El abismo del tiempo

El astro antaño llamado Sol había cambiado poco desde los días lejanos en que los hombres lo veneraban.

Dos planetas habían desaparecido —uno por designio, el otro por accidente— y los anillos de Saturno habían perdido gran parte de su gloria. Pero en general el sistema solar no había sufrido muchos daños durante su breve ocupación por una especie capaz de viajar por el espacio.
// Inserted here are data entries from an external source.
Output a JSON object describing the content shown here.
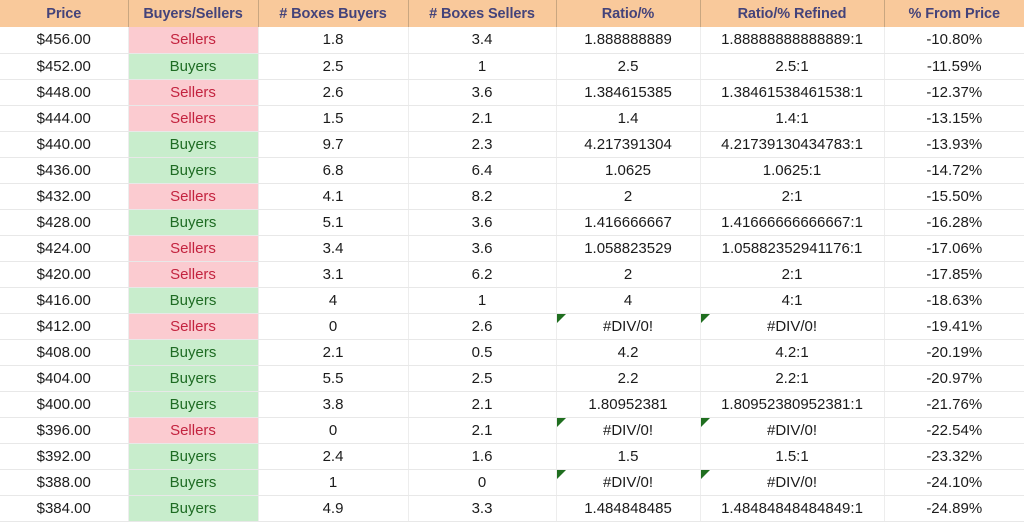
{
  "table": {
    "columns": [
      "Price",
      "Buyers/Sellers",
      "# Boxes Buyers",
      "# Boxes Sellers",
      "Ratio/%",
      "Ratio/% Refined",
      "% From Price"
    ],
    "colors": {
      "header_bg": "#F9C99B",
      "header_text": "#44437A",
      "buyers_bg": "#C8EDCC",
      "buyers_text": "#1E6B23",
      "sellers_bg": "#FBCBD0",
      "sellers_text": "#C3233F",
      "error_flag": "#1F6E1F",
      "grid_line": "#E8E8E8"
    },
    "rows": [
      {
        "price": "$456.00",
        "side": "Sellers",
        "boxes_buyers": "1.8",
        "boxes_sellers": "3.4",
        "ratio": "1.888888889",
        "ratio_refined": "1.88888888888889:1",
        "from_price": "-10.80%",
        "ratio_error": false
      },
      {
        "price": "$452.00",
        "side": "Buyers",
        "boxes_buyers": "2.5",
        "boxes_sellers": "1",
        "ratio": "2.5",
        "ratio_refined": "2.5:1",
        "from_price": "-11.59%",
        "ratio_error": false
      },
      {
        "price": "$448.00",
        "side": "Sellers",
        "boxes_buyers": "2.6",
        "boxes_sellers": "3.6",
        "ratio": "1.384615385",
        "ratio_refined": "1.38461538461538:1",
        "from_price": "-12.37%",
        "ratio_error": false
      },
      {
        "price": "$444.00",
        "side": "Sellers",
        "boxes_buyers": "1.5",
        "boxes_sellers": "2.1",
        "ratio": "1.4",
        "ratio_refined": "1.4:1",
        "from_price": "-13.15%",
        "ratio_error": false
      },
      {
        "price": "$440.00",
        "side": "Buyers",
        "boxes_buyers": "9.7",
        "boxes_sellers": "2.3",
        "ratio": "4.217391304",
        "ratio_refined": "4.21739130434783:1",
        "from_price": "-13.93%",
        "ratio_error": false
      },
      {
        "price": "$436.00",
        "side": "Buyers",
        "boxes_buyers": "6.8",
        "boxes_sellers": "6.4",
        "ratio": "1.0625",
        "ratio_refined": "1.0625:1",
        "from_price": "-14.72%",
        "ratio_error": false
      },
      {
        "price": "$432.00",
        "side": "Sellers",
        "boxes_buyers": "4.1",
        "boxes_sellers": "8.2",
        "ratio": "2",
        "ratio_refined": "2:1",
        "from_price": "-15.50%",
        "ratio_error": false
      },
      {
        "price": "$428.00",
        "side": "Buyers",
        "boxes_buyers": "5.1",
        "boxes_sellers": "3.6",
        "ratio": "1.416666667",
        "ratio_refined": "1.41666666666667:1",
        "from_price": "-16.28%",
        "ratio_error": false
      },
      {
        "price": "$424.00",
        "side": "Sellers",
        "boxes_buyers": "3.4",
        "boxes_sellers": "3.6",
        "ratio": "1.058823529",
        "ratio_refined": "1.05882352941176:1",
        "from_price": "-17.06%",
        "ratio_error": false
      },
      {
        "price": "$420.00",
        "side": "Sellers",
        "boxes_buyers": "3.1",
        "boxes_sellers": "6.2",
        "ratio": "2",
        "ratio_refined": "2:1",
        "from_price": "-17.85%",
        "ratio_error": false
      },
      {
        "price": "$416.00",
        "side": "Buyers",
        "boxes_buyers": "4",
        "boxes_sellers": "1",
        "ratio": "4",
        "ratio_refined": "4:1",
        "from_price": "-18.63%",
        "ratio_error": false
      },
      {
        "price": "$412.00",
        "side": "Sellers",
        "boxes_buyers": "0",
        "boxes_sellers": "2.6",
        "ratio": "#DIV/0!",
        "ratio_refined": "#DIV/0!",
        "from_price": "-19.41%",
        "ratio_error": true
      },
      {
        "price": "$408.00",
        "side": "Buyers",
        "boxes_buyers": "2.1",
        "boxes_sellers": "0.5",
        "ratio": "4.2",
        "ratio_refined": "4.2:1",
        "from_price": "-20.19%",
        "ratio_error": false
      },
      {
        "price": "$404.00",
        "side": "Buyers",
        "boxes_buyers": "5.5",
        "boxes_sellers": "2.5",
        "ratio": "2.2",
        "ratio_refined": "2.2:1",
        "from_price": "-20.97%",
        "ratio_error": false
      },
      {
        "price": "$400.00",
        "side": "Buyers",
        "boxes_buyers": "3.8",
        "boxes_sellers": "2.1",
        "ratio": "1.80952381",
        "ratio_refined": "1.80952380952381:1",
        "from_price": "-21.76%",
        "ratio_error": false
      },
      {
        "price": "$396.00",
        "side": "Sellers",
        "boxes_buyers": "0",
        "boxes_sellers": "2.1",
        "ratio": "#DIV/0!",
        "ratio_refined": "#DIV/0!",
        "from_price": "-22.54%",
        "ratio_error": true
      },
      {
        "price": "$392.00",
        "side": "Buyers",
        "boxes_buyers": "2.4",
        "boxes_sellers": "1.6",
        "ratio": "1.5",
        "ratio_refined": "1.5:1",
        "from_price": "-23.32%",
        "ratio_error": false
      },
      {
        "price": "$388.00",
        "side": "Buyers",
        "boxes_buyers": "1",
        "boxes_sellers": "0",
        "ratio": "#DIV/0!",
        "ratio_refined": "#DIV/0!",
        "from_price": "-24.10%",
        "ratio_error": true
      },
      {
        "price": "$384.00",
        "side": "Buyers",
        "boxes_buyers": "4.9",
        "boxes_sellers": "3.3",
        "ratio": "1.484848485",
        "ratio_refined": "1.48484848484849:1",
        "from_price": "-24.89%",
        "ratio_error": false
      }
    ]
  }
}
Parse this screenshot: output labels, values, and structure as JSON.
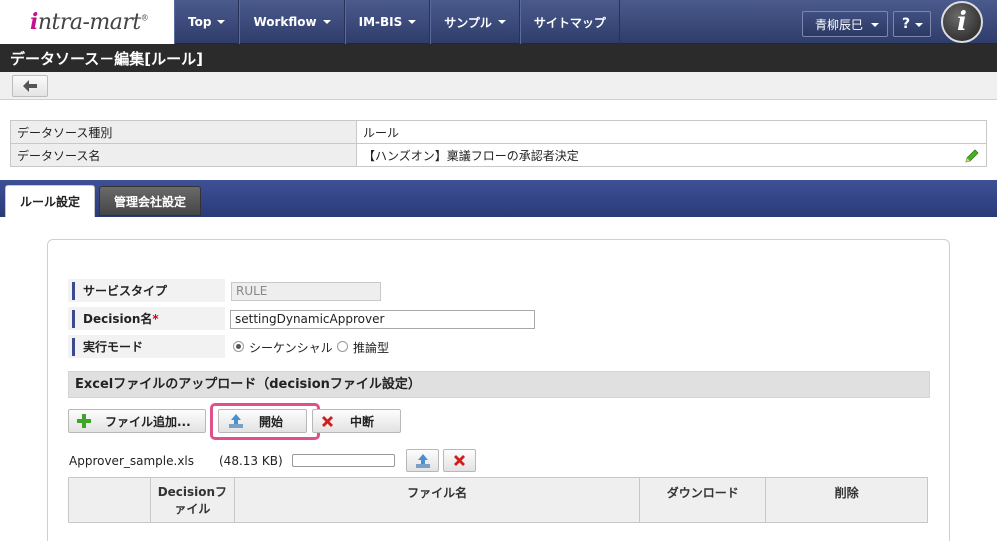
{
  "header": {
    "logo_text": "intra-mart",
    "nav": [
      {
        "label": "Top"
      },
      {
        "label": "Workflow"
      },
      {
        "label": "IM-BIS"
      },
      {
        "label": "サンプル"
      },
      {
        "label": "サイトマップ"
      }
    ],
    "user_name": "青柳辰巳",
    "help_label": "?",
    "brand_letter": "i"
  },
  "page_title": "データソース－編集[ルール]",
  "info": {
    "rows": [
      {
        "label": "データソース種別",
        "value": "ルール"
      },
      {
        "label": "データソース名",
        "value": "【ハンズオン】稟議フローの承認者決定"
      }
    ]
  },
  "tabs": [
    {
      "label": "ルール設定",
      "active": true
    },
    {
      "label": "管理会社設定",
      "active": false
    }
  ],
  "form": {
    "service_type_label": "サービスタイプ",
    "service_type_value": "RULE",
    "decision_label": "Decision名",
    "required_mark": "*",
    "decision_value": "settingDynamicApprover",
    "mode_label": "実行モード",
    "mode_options": [
      {
        "label": "シーケンシャル",
        "checked": true
      },
      {
        "label": "推論型",
        "checked": false
      }
    ]
  },
  "upload": {
    "section_title": "Excelファイルのアップロード（decisionファイル設定）",
    "add_button": "ファイル追加...",
    "start_button": "開始",
    "abort_button": "中断",
    "file_name": "Approver_sample.xls",
    "file_size": "(48.13 KB)",
    "progress": 0,
    "columns": [
      "",
      "Decisionファイル",
      "ファイル名",
      "ダウンロード",
      "削除"
    ]
  },
  "colors": {
    "nav_bg": "#2f3d6b",
    "title_bg": "#2b2b2b",
    "highlight": "#e0508a",
    "accent": "#3a4a8c"
  }
}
Algunas regiones incluso mostraban ciertas mejoras. Los océanos marcianos se habían reducido a pocos lagos de escasa profundidad, pero los grandes bosques de pinos mutantes sobrevivían en la región ecuatorial. Durante siglos, mantendrían y protegerían la ecología que para la que habían sido diseñados.

Venus —otrora llamado Nuevo Edén— había vuelto a ser un infierno. Y nada quedaba de Mercurio. Las ricas reservas de metales pesados habían menguado con milenios de astroingeniería. El último resto del núcleo —con su imprevisto y providencial tesoro de monopolos magnéticos— se había usado para construir las naves-mundo de la flota del éxodo.

Y Plutón había sido devorado por la formidable singularidad que los mejores científicos de la raza humana aún trataban en vano de comprender, mientras huían en busca de soles más hospitalarios. No había rastros de esa antigua tragedia cuando el Buscador descendió a la Tierra desde el espacio profundo, siguiendo un rastro invisible.

La sonda interestelar que el hombre había lanzado hacia el núcleo galáctico había explorado una docena de estrellas antes de que otra civilización interceptara sus señales. El Buscador conocía, con un margen de pocas decenas de años luz, el origen de la primitiva máquina cuya trayectoria desandaba. Había explorado un centenar de sistemas solares y había hecho muchos descubrimientos. El planeta al que se acercaba no era muy distinto de otros que había inspeccionado; no había motivo de entusiasmo, si el Buscador hubiera sido capaz de semejante emoción.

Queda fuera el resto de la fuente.